Şimdi gelelim kim kime neler söylemiş. Geçen sefer özellerden başladım bu sefer devletten başlayacağım. Devlet üniversitelerindeki öğrencilerin çoğu kararı en adil karar olarak yorumladı. Böyle olmalıydı dediler. Öteki türlü ödüllendirilecekti, şimdi biraz cezalandırılacak denildi. Yani birçok kişi karara sevindi.
Özel üniversitelerde ise durum olması gereken bu değildi, biz devlet üniversitelerine nakledilmeliydik, mağdur edilmeyeceğimiz söylendi ama mağdur ediliyoruz, bütün hayatımız, düzenimiz, hayallerimizle oynanıyor denildi.
Ben en adil olduğu görüşüne katılmıyorum bu kararın. Kendi çözümümü aşağıda anlatıyor olacağım ama dediğim gibi en adil bu değil. Özellerin olması gereken mantığını yukarıda açıkladım ama düzen konusunda onlara katıldığımı belirtmeliyim. Bir anda her şey altüst oluyor. Gerçekten sıkıntılı bir durum. Tercih yapılacağı söylendikten sonra bu iyi mi kötü mü diye düşündüm dün gece. En sonunda bir karara vardım. Zaten bu yazı çıkıyor ortaya(Ne kadar öncesinde de birkaç yerde yazmış olsam da).
Özellere de tepkim var, mağdur oluyorlar ama bir Polis Koleji değiller. Polis Kolejleri kapatıldığında hepsi sorgusuz sualsiz Kamu Yönetimi'ne gönderildiler. Ben kimsenin bir şey dediğini hatırlamıyorum. Ben bunu bilseydim tepki koyardım. Zaten oradakilerin çoğu sınava yeniden hazırlandı(Zaten zeki adamlar normal). Çok daha iyi yerlere gittiler. Ben de bu sene birkaç sınıf arkadaşımdan öğrendim mesela(Polis Koleji'nde okumuş). Özellerin gerçekten mağdur olmamaları için çaba var ama YÖK'e yağan mesajlar da var. YÖK baskıdan dolayı garip kararlar alıyor.
Şimdi bir konuda açık olacağım tercihlerin iyi yanları yok değil. Devlete gidecekken özele gidip pişman olan adam için, gittiği bölümü sevmeyen için güzel bir durum. Ama 65 bin kişinin kaçta kaçı böyle? Fazla olduklarını düşünmüyorum. Bence "sadece" tercih olacaksa kontenjan sayısı doğru ayarlanmalı ve taban puanı konusunda düzenleme yapılmalı. Böyle birçok kişi mağdur olmaktan kurtulur.

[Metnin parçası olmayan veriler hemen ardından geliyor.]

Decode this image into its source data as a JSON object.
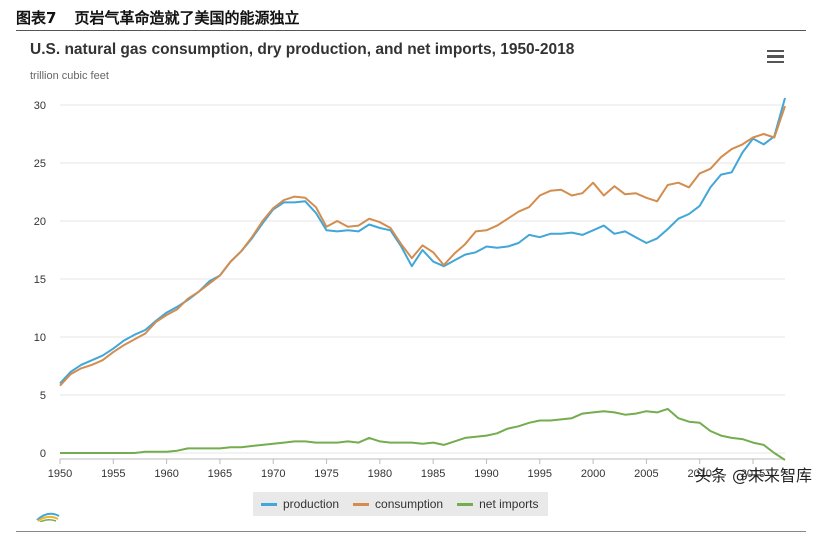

Birçok kişi aynı ilde kalmak için özele gitti. Sadece zenginler değil, orta halli birçok kişi de var yani. Burun kıvıran her türlü gelmez.
Gel gelelim çözüme Önceki yazıda çözüm yollarını üstünkörü geçmiştim, bu sefer detaya inelim. Bana göre olması gereken söz konusu okulların adı değiştirilmeli. Ama yeni isim Garantör Üniversite'ninki olmamalı. Ama bu adı değişen üniversite üniversite Garantör Üniversite sorumluluğunda olmalı. Böylece hem eski üniversiteler tarih olur, hem de garantör üniversite işini yapar(kurala uyulur). Adı değişen okullar öğrencileri bitene kadar açık kalmalı. Sonra malları devredilir garantöre. Aslında devlet kamulaştırabilir ama üniversite sayısının azalması bence daha iyi olur gibi. Akademik kadro da hem garantör üniversiteden, hem eski öğretim görevlilerinden hem de yeni açılan kadrolarla tamamlanmalı. Hem kayyum yok, hem eski üniversitelerden eser yok, hem de herkes(ama herkes) mutlu. İsteyene yatay geçiş vs.'de kolaylık sağlanmalı.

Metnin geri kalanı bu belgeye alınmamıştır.